Eli Lilly launched this platform in September to expand access to drug research Tools across the industry.

“It’s really powerful to be able to provide these startups with that additional starting point, because otherwise it could take them a few years of burning through capital to get to this point,” said Kimberly Powell, Nvidia’s vice president of healthcare, adding that the company is “very pleased to participate in this effort.”

In return for access to the AI ​​models, biotech companies are expected to contribute some of their own research and data to help train them, Rau emphasized.

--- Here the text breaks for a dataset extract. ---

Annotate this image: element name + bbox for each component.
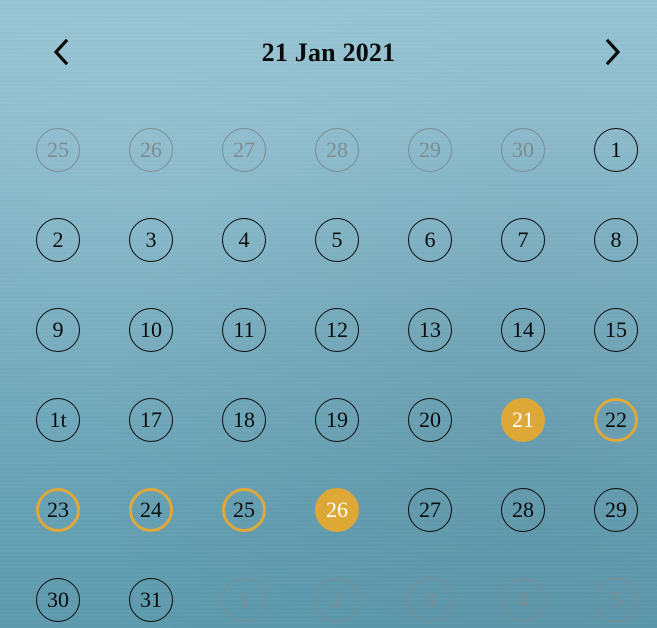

The TuneLab platform uses federated learning, which means companies can use Lilly’s AI models without either party sharing data directly.

Eli Lilly also plans to use the supercomputer to speed drug development and help get treatments to people more quickly.

The company said new scientific AI agents can assist researchers, and advanced medical imaging can give scientists a clearer view of the progression of diseases and help them develop new biomarkers – a measurable sign of a biological process or condition – for personalized care.

“We want to actually deliver on this promise of precision medicine,” Powell said. “Without an AI infrastructure and a foundation, we’re never going to get there, are we? So we’re doing all the necessary construction, and now we’re seeing this real recovery begin, and Lilly is an exact example of that.”

Precision medicine is an approach that tailors disease prevention and treatment to differences in a person’s genes, environment and lifestyle.